As always, SmartPractice is dedicated to giving you easier access to educational resources and training so that you can give patients the diagnosis they deserve. To help answer some common clinical questions, we sat down with the Contact Dermatitis Institute’s Medical Director to help give some clarity.

Dr. Dathan Hamann, Contact Dermatitis Institute’s Medical Director

Dr. Dathan Hamann, Contact Dermatitis Institute’s Medical Director

Can I patch test with cosmetics?

Yes! Any leave on products can be placed in a chamber as is and tested. You can also test with topical steroids, emollients, barrier creams and massage oils. Testing with products that are liquid and then become a solid is also okay: mascara, nail polish and perfume can all be patch tested with as is.

Do you recommend testing a patient’s laundry detergent? 

I generally do not test laundry detergent. I don’t think it’s dangerous and a 1:100 dilution would be very reasonable, but I find that the reactions are difficult to interpret as they often have very high pH. It is also difficult to know how concentrated these detergents are. I’m not aware of any ongoing concern about new or undeclared allergens in detergents that we fail to detect by standard/extended patch test allergens.

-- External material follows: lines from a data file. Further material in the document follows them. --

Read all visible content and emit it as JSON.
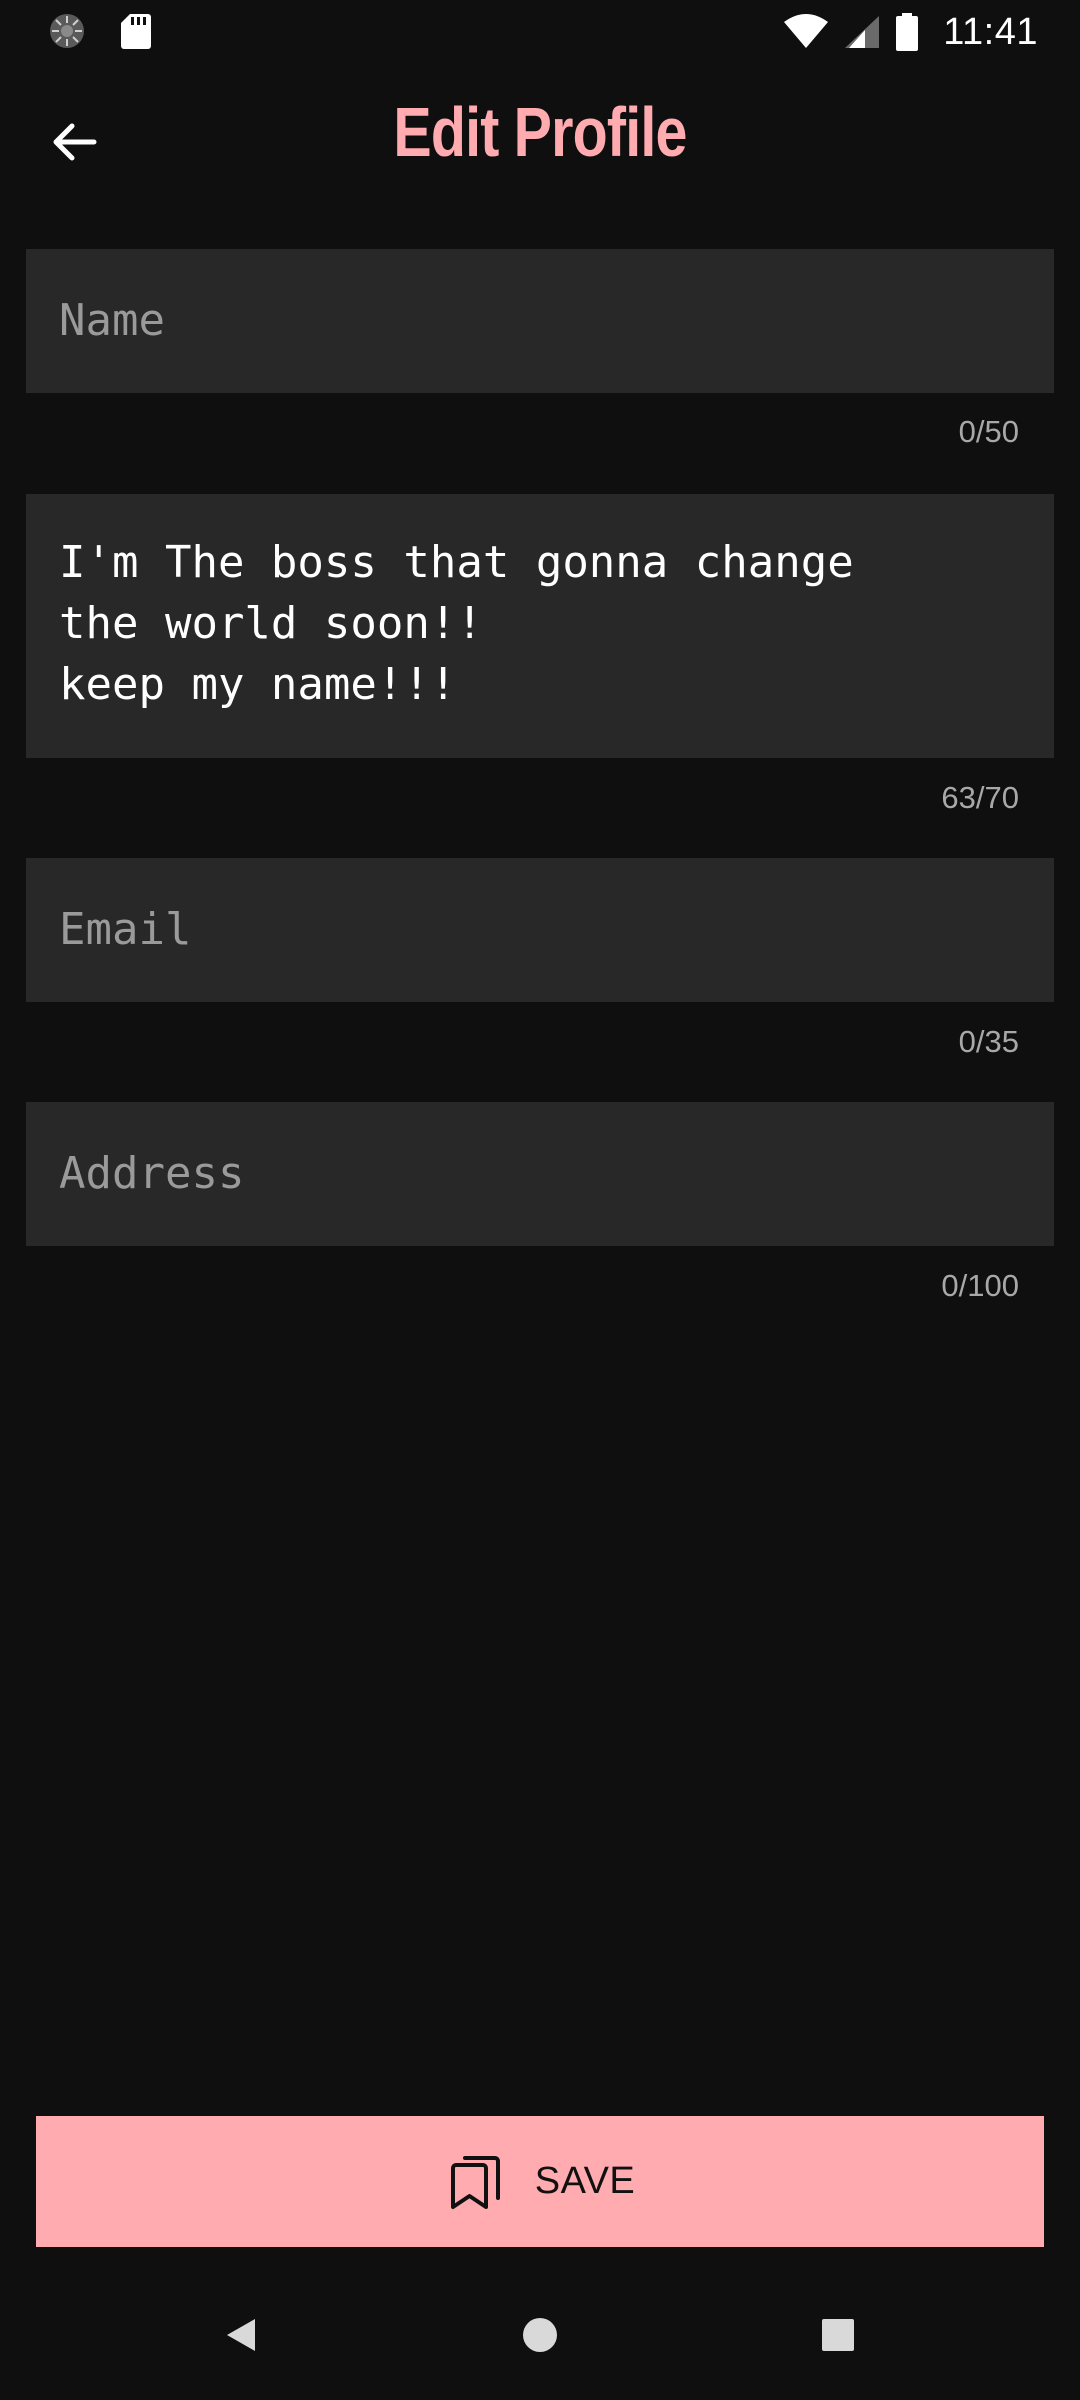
{
  "status_bar": {
    "time": "11:41",
    "icons": [
      "sync-status-icon",
      "sd-card-icon",
      "wifi-icon",
      "cell-signal-icon",
      "battery-icon"
    ]
  },
  "app_bar": {
    "title": "Edit Profile",
    "back_icon": "arrow-left-icon"
  },
  "form": {
    "name": {
      "placeholder": "Name",
      "value": "",
      "counter": "0/50"
    },
    "bio": {
      "value": "I'm The boss that gonna change\nthe world soon!!\nkeep my name!!!",
      "counter": "63/70"
    },
    "email": {
      "placeholder": "Email",
      "value": "",
      "counter": "0/35"
    },
    "address": {
      "placeholder": "Address",
      "value": "",
      "counter": "0/100"
    }
  },
  "save_button": {
    "label": "SAVE",
    "icon": "bookmarks-icon"
  },
  "nav_bar": {
    "icons": [
      "nav-back-icon",
      "nav-home-icon",
      "nav-recents-icon"
    ]
  },
  "colors": {
    "background": "#0f0f0f",
    "field_background": "#282828",
    "accent": "#ffabb0"
  }
}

We have several patients who bring in essential oils to be tested.  In the past, we have placed one drop of the oil on a paper Finn chamber, which has yielded results of blisters and sometimes even pus. Is there a better way to test these oils?  Should we not occlude them in a chamber?

I strongly recommend testing patients with their own essential oils. There is a clear body of literature that essential oil allergy may not be detected with our current standard fragrance markers in the ACDS/NACDG series (see citation below). I always warn patients that essential oils are not standardized and have a higher chance of extreme reactions, scarring, etc. You’re not doing anything wrong. This is common. Tell patients ahead of time. Extreme reactions can be difficult to interpret and can even be both irritant and allergic together. In general, the swelling/induration will worsen after removal for true allergic reactions. Ignore crusting/scabbing for the final read. Focus on swelling. For very irritating essential oils, you can perform “semi-open” testing where you apply the oils to the skin in a grid-like pattern and then cover loosely with gauze so there isn’t cross contamination, but also no occlusion. It’s less irritating. You can also perform a repeat open application test (ROAT) where you instruct the patient to apply one of their oils to the antecubital fossa daily for 1-2 weeks. This may be done serially over time for patients with multiple products. Eczematous eruptions are generally allergic. Many of these patients may have concomitant ACD/ICD. Many of these patients improve with essential oil avoidance.

patch testing with patient products

How do you patch test with clothes and shoes?

I highly recommend patch testing with pieces of patients’ clothing and shoes. Cut a 1-inch x 1-inch square and get it wet, then tape it to the back with the other allergens and leave it on for two days. If it is positive, it is generally due to a dye, but may also be from formaldehyde or residual detergent. You also can use this method with any non-latex gloves (for gloves, you do not need to get the 1-inch x 1-inch piece wet).